After spending the entire 2016 season on injured reserve, Whitlock was not offered a contract by the Giants, making him a free agent.

===Hamilton Tiger-Cats===
On August 10, 2017, Whitlock was signed to the practice roster of the Hamilton Tiger-Cats of the Canadian Football League (CFL). He was promoted to the active roster on August 16, 2017. In his first season with the Tiger-Cats Whitlock played in 11 games, making 15 tackles, 9 special teams tackles, and 3 sacks. During his second season in the CFL, Whitlock would begin to also play on offense and became a two-way player like he had in the NFL. Whitlock signed a two-year contract extension in February 2019. Despite signing the contract extension, Whitlock was later released during the 2019 offseason.

===Tampa Bay Vipers===
In October 2019, Whitlock was among the open-round selections by the Tampa Bay Vipers in the 2020 XFL draft.
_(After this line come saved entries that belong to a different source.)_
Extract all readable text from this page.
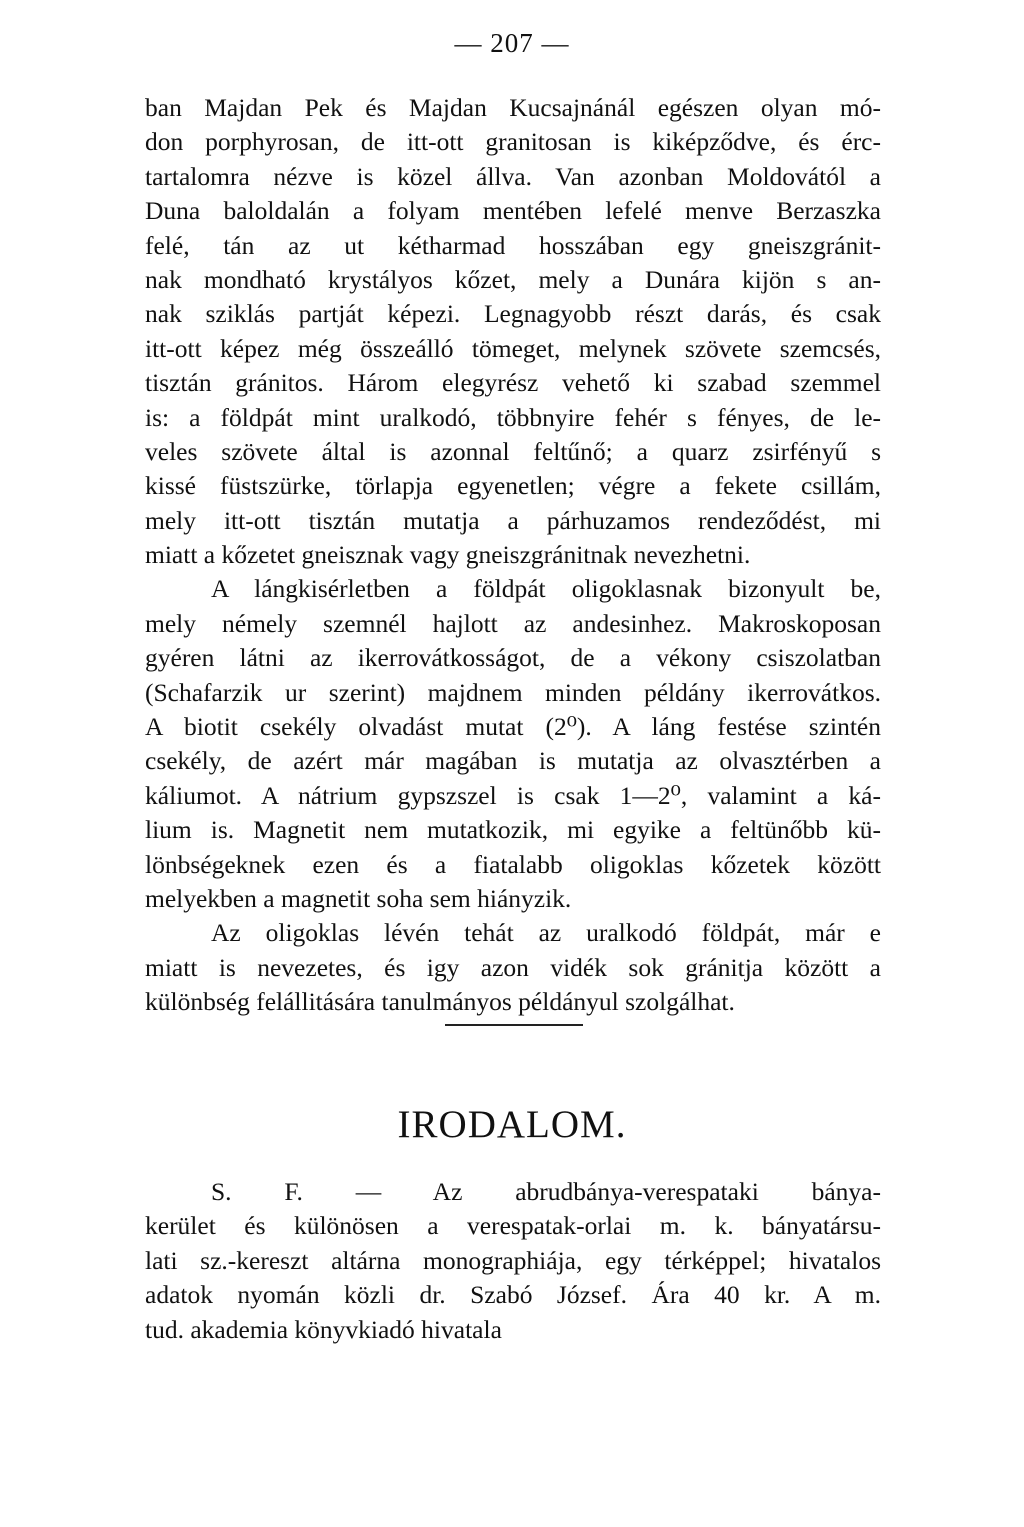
— 207 —
ban Majdan Pek és Majdan Kucsajnánál egészen olyan mó-
don porphyrosan, de itt-ott granitosan is kiképződve, és érc-
tartalomra nézve is közel állva. Van azonban Moldovától a
Duna baloldalán a folyam mentében lefelé menve Berzaszka
felé, tán az ut kétharmad hosszában egy gneiszgránit-
nak mondható krystályos kőzet, mely a Dunára kijön s an-
nak sziklás partját képezi. Legnagyobb részt darás, és csak
itt-ott képez még összeálló tömeget, melynek szövete szemcsés,
tisztán gránitos. Három elegyrész vehető ki szabad szemmel
is: a földpát mint uralkodó, többnyire fehér s fényes, de le-
veles szövete által is azonnal feltűnő; a quarz zsirfényű s
kissé füstszürke, törlapja egyenetlen; végre a fekete csillám,
mely itt-ott tisztán mutatja a párhuzamos rendeződést, mi
miatt a kőzetet gneisznak vagy gneiszgránitnak nevezhetni.
A lángkisérletben a földpát oligoklasnak bizonyult be,
mely némely szemnél hajlott az andesinhez. Makroskoposan
gyéren látni az ikerrovátkosságot, de a vékony csiszolatban
(Schafarzik ur szerint) majdnem minden példány ikerrovátkos.
A biotit csekély olvadást mutat (2⁰). A láng festése szintén
csekély, de azért már magában is mutatja az olvasztérben a
káliumot. A nátrium gypszszel is csak 1—2⁰, valamint a ká-
lium is. Magnetit nem mutatkozik, mi egyike a feltünőbb kü-
lönbségeknek ezen és a fiatalabb oligoklas kőzetek között
melyekben a magnetit soha sem hiányzik.
Az oligoklas lévén tehát az uralkodó földpát, már e
miatt is nevezetes, és igy azon vidék sok gránitja között a
különbség felállitására tanulmányos példányul szolgálhat.
IRODALOM.
S. F. — Az abrudbánya-verespataki bánya-
kerület és különösen a verespatak-orlai m. k. bányatársu-
lati sz.-kereszt altárna monographiája, egy térképpel; hivatalos
adatok nyomán közli dr. Szabó József. Ára 40 kr. A m.
tud. akademia könyvkiadó hivatala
In the five games played prior to cancellation due to the COVID-19 pandemic, Whitlock had 19 tackles and a pass knockdown, earning him recognition as one of the top defensive tackles in the XFL by Pro Football Focus. He had his contract terminated when the league suspended operations on April 10, 2020.

==Personal life==
Whitlock is the son of Raymond and Genny Whitlock. Whitlock was originally going to be named Sergio Nehemiah Whitlock, but his grandmother did not like the name. His father, who worked for Yellow Pages, opened up a phone book to a random page and put his finger down to select his name, ending up with Nikita. Whitlock graduated from Wake Forest with a Health and Exercise Science major.

On December 6, 2016, Whitlock's Moonachie, New Jersey home was subject to vandalism with racially charged graffiti. The perpetrator broke into his home, graffiti-ed several racial slurs and swastikas on his walls, and stole jewelry and electronics.

Whitlock is an ambassador for Up2Us Sports, a national non-profit organization dedicated to supporting underserved youth by providing them with coaches trained in positive youth development.